I am aware I am not the first, nor will I be the last mother to return to work leaving her baby(ies), I am also keenly aware of how lucky I have been to take time off to spend the first year of my son's life raising him, not everyone has that luxury. Not in this country, anyway.
To top it off, I get to return to a job I love, to work with people I love and respect, so right about now you're probably wondering why I am whining.
The short answer is that Benjamin made me into who I was not.
The long answer is that God uses marriage and parenthood (if you allow Him) to make us more like Him, to bring us closer, to allow us to feel a glimpse of the infinite love He has for us. The last nine months have been a testament to this very change in our lives, and although at the beginning it felt as if I was drowning, slowly He's teaching me to navigate the waters of love.
A year ago I did not know how to make flourless pancakes, I thought that I would give birth and promptly return to work, and I sure as heck did not picture myself crying over onions because a part of me wants to stay home. I cannot be the only one who loves her baby and her career, right? RIGHT?

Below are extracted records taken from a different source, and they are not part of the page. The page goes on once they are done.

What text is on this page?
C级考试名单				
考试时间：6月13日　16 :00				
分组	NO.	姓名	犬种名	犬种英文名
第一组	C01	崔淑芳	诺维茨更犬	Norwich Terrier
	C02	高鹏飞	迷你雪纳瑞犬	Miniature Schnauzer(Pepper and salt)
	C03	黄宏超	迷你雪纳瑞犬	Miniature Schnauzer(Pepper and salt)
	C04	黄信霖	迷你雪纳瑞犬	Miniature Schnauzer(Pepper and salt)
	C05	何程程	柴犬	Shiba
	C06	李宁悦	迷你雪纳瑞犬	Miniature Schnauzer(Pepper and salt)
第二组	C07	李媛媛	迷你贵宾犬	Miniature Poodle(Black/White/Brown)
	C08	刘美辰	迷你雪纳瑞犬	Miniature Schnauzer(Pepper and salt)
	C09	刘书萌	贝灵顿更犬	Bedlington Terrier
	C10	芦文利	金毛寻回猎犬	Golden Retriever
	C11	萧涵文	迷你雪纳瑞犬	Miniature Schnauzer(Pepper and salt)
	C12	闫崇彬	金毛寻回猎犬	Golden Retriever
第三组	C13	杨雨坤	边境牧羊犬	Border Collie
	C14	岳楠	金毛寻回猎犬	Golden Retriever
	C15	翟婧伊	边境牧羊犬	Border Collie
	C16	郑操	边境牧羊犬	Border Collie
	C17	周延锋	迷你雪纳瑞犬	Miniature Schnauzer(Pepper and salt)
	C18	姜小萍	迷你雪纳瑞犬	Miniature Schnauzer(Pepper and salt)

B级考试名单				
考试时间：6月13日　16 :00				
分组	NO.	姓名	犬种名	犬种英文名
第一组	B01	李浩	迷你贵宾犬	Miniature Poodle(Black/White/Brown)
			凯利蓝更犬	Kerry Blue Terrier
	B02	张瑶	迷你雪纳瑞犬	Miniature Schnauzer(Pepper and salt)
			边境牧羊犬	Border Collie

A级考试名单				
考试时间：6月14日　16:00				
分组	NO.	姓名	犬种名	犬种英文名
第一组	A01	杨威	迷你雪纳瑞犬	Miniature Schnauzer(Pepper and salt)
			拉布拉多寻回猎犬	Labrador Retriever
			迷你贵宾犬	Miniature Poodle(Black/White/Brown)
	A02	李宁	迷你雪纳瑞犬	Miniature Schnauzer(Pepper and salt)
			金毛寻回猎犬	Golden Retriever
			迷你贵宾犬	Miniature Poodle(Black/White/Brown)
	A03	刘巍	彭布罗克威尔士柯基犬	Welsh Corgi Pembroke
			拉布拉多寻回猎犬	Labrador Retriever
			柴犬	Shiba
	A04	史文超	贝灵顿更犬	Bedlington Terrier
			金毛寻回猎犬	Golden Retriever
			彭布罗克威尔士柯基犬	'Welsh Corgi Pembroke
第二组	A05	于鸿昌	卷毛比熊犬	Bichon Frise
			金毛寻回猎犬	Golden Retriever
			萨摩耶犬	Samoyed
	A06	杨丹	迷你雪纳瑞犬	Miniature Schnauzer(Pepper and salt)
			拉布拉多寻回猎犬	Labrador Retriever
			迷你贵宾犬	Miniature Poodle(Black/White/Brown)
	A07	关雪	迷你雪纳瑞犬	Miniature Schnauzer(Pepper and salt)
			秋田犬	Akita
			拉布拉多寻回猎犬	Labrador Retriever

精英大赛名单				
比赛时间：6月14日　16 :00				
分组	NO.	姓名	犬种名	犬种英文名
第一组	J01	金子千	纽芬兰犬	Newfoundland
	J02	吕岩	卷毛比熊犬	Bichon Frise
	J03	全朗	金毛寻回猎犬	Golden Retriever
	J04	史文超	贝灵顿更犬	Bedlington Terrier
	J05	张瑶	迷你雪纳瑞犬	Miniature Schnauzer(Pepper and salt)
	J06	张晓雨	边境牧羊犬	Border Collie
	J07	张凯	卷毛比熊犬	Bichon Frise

Contrary to what I thought would happen, I love being a mother because it has challenged every fiber of my being. Motherhood has brought out in me a confidence I didn't know I had. I never felt more beautiful than when I was pregnant, if I ever was self conscious about my body, growing a human, birthing a human, and now, feeding a human, took care of that really fast. On that note, feeding a human? Not easy, at least not for me, but I stuck to my guns. Motherhood made me tenacious, for when I should have given up, I did not. I recently heard of someone I barely know whose unborn baby has a very rare condition that will only give her 20% chance of survival when she's born. My heart broke, I dropped to my knees and prayed and I am still for that mama and her heart. Motherhood has connected me to people on a deeper level, it has made me more human. Now when I see people struggle, being bullied, feeling neglected, hated, discriminated against, my heart aches because I think that could be my son, what if he ever has to suffer like that? Now I speak up. Motherhood has made me a catalyst for change, it has made me brave.
I could go on.
I was reading Romans last week and this verse stayed with me:
This is why the fulfillment of God's promise depends entirely on trusting God and his way, and then simply embracing what he does. God's promise arrives as pure gift. - Romans 4:16 The Message
So we are trusting that He will use me, us, our family and the people we have become through this incredible gift of parenthood. We are willing to "live in the risky faith-embrace of God's action", we know the risk and we are all in, teary onions and all.
P.S. Even though this was written four hours ago, I am just getting to post it, because, you know, motherhood.